Entre lidar com idades diferentes – das crianças mais novas às mais velhas, das pré-adolescentes às adolescentes e às jovens adultas – e distintos graus de dificuldade tática, Mafalda assume que “o mais fácil é mesmo o ‘mini basket’”.
“Eles gostam mais de brincar, querem aprender a jogar basquete. Às vezes, portam-se mal, fazem duas ou três asneiritas, mas isso é o mais fácil de lidar. No início da pré-adolescência, que são as sub-14, que está ali 11, 12 anos, 13, já é mais um bocadinho mais complicado, porque começam a entrar os problemas exteriores. Então, durante o treino já há algumas confusões que não são do treino. Também começam a aprender coisas um bocadinho mais difíceis no basquete”, conta.
As sub-19 já andam no clube há mais tempo e algumas até jogam com Mafalda na equipa principal. As dificuldades, comparativamente às adolescentes, invertem-se um pouco:
"É um bocadinho mais fácil de lidar em termos de pessoas, mas, se calhar, em termos de basquete, é um bocadinho mais complicado, porque é muito complexo, já, aquilo que elas têm de aprender.”
A equipa principal masculina do BC Vila Real compete na II Divisão, quarto escalão do basquetebol nacional. A equipa feminina joga no terceiro escalão.
É como treinadora que Mafalda fica mais nervosa durante os jogos. Enquanto jogadora, é “só” repetir o que fez durante a semana; como presidente, confia nos treinadores e nos atletas.

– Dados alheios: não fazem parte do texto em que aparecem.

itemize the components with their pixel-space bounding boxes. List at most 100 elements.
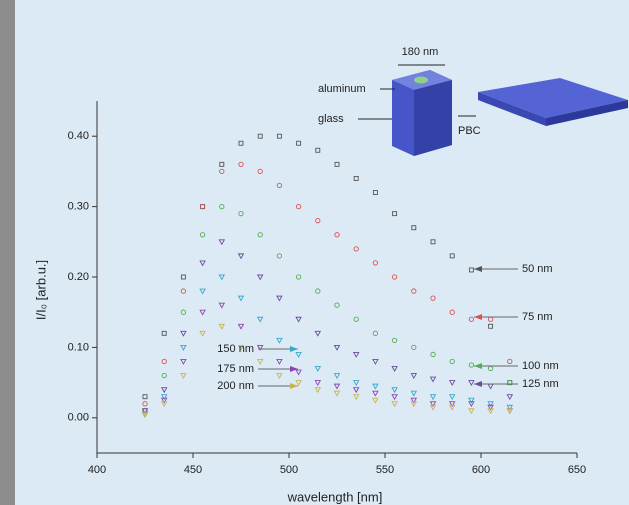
point <box>506 404 514 411</box>
point <box>199 330 206 337</box>
point <box>487 408 494 415</box>
point <box>238 210 244 217</box>
aluminum-disk <box>414 76 428 84</box>
point <box>218 323 226 330</box>
point <box>219 168 225 175</box>
point <box>180 288 187 294</box>
point <box>448 401 456 408</box>
point <box>276 182 283 189</box>
point <box>333 373 341 379</box>
point <box>237 344 245 351</box>
point <box>391 394 398 401</box>
point <box>410 373 418 379</box>
point <box>507 379 513 386</box>
annotation: PBC <box>458 125 481 137</box>
point <box>237 253 245 260</box>
x-tick-label: 500 <box>280 464 298 476</box>
point <box>391 366 398 372</box>
point <box>142 394 148 400</box>
point <box>334 232 340 238</box>
point <box>507 358 513 365</box>
point <box>276 337 283 344</box>
arrow-head <box>474 266 482 272</box>
point <box>468 408 475 415</box>
point <box>410 401 418 408</box>
x-tick-label: 450 <box>184 464 202 476</box>
point <box>199 203 206 210</box>
point <box>276 359 283 365</box>
point <box>218 302 226 309</box>
point <box>372 330 379 336</box>
point <box>372 397 379 404</box>
series-label: 75 nm <box>522 311 553 323</box>
point <box>411 225 417 231</box>
point <box>352 394 360 401</box>
point <box>256 274 264 281</box>
point <box>160 397 168 404</box>
point <box>468 397 475 404</box>
point <box>468 401 475 408</box>
point <box>372 359 379 365</box>
arrow-head <box>290 383 298 389</box>
arrow-head <box>290 346 298 352</box>
point <box>410 397 418 404</box>
point <box>141 408 149 415</box>
point <box>372 260 379 266</box>
arrow-head <box>474 381 482 387</box>
point <box>391 337 398 344</box>
point <box>353 246 359 252</box>
point <box>199 288 206 295</box>
point <box>141 411 149 418</box>
point <box>372 383 379 390</box>
annotation: glass <box>318 113 344 125</box>
point <box>333 383 341 390</box>
point <box>448 394 456 401</box>
arrow-head <box>474 363 482 369</box>
series-label: 100 nm <box>522 360 559 372</box>
point <box>314 366 322 372</box>
x-tick-label: 550 <box>376 464 394 476</box>
series-label: 125 nm <box>522 378 559 390</box>
annotation: aluminum <box>318 83 366 95</box>
point <box>411 344 417 351</box>
point <box>468 316 475 322</box>
point <box>256 344 264 351</box>
point <box>449 309 455 315</box>
point <box>429 404 437 411</box>
point <box>430 239 436 245</box>
point <box>276 373 283 379</box>
point <box>296 140 302 146</box>
y-tick-label: 0.30 <box>68 201 89 213</box>
point <box>352 351 360 358</box>
point <box>430 351 436 358</box>
series-label: 175 nm <box>217 363 254 375</box>
point <box>315 288 321 294</box>
series-label: 200 nm <box>217 380 254 392</box>
point <box>180 359 187 365</box>
point <box>180 274 186 280</box>
plate-side <box>546 100 628 126</box>
point <box>334 161 340 167</box>
series-label: 150 nm <box>217 343 254 355</box>
point <box>219 161 225 167</box>
point <box>391 401 398 408</box>
point <box>353 175 359 181</box>
point <box>218 274 226 281</box>
point <box>256 359 264 365</box>
point <box>487 401 494 408</box>
point <box>295 203 302 210</box>
point <box>238 140 244 146</box>
y-tick-label: 0.40 <box>68 130 89 142</box>
point <box>314 330 322 337</box>
x-tick-label: 600 <box>472 464 490 476</box>
point <box>468 362 475 368</box>
point <box>352 380 360 387</box>
point <box>315 218 321 224</box>
y-tick-label: 0.00 <box>68 412 89 424</box>
point <box>295 380 302 387</box>
point <box>237 323 245 330</box>
point <box>180 344 187 351</box>
point <box>334 302 340 308</box>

“Como treinadora, é aquilo que eu vou treinando durante a semana, é aquilo que eu vou planeando. Se as coisas vão correndo mal, eu já fico: ‘Se calhar tenho de fazer isto, tenho de fazer aquilo’. Começo a pensar mais e a ficar mais ansiosa com o jogo como treinadora”, assume.
Com três trajetos pela frente, todos conciliáveis, Mafalda está ainda a perceber aquilo de que gosta e o que quer fazer, decisões que, espera, “ainda vão levar algum tempo”.
Um segundo mandato é tema para mais tarde – este só termina em 2024 e é preferível “ver as coisas um degrau de cada vez”. Uma coisa é certa: a ligação de Mafalda Minhava ao Basket Clube de Vila Real é forte e para durar.
"Eu quero continuar a ajudar o clube, mesmo não sendo presidente ou mesmo não estando cá para ser treinadora, atleta, qualquer coisa. Quero ser sempre ajudar o clube no que conseguir, porque é um clube que faz parte [de mim], viu-me crescer. Comecei com 12 anos, tenho 22 e continuo aqui e tenciono que assim seja, mesmo não exercendo um cargo depois da presidência”, declara.
Mafalda Minhava nasceu em 1999 e é licenciada em Ciências do Desporto pela Universidade de Trás-os-Montes e Alto Douro. Integrou os escalões de formação em 2011 e fez todo o seu percurso desportivo no BC Vila Real, de que é jogadora, treinadora e presidente.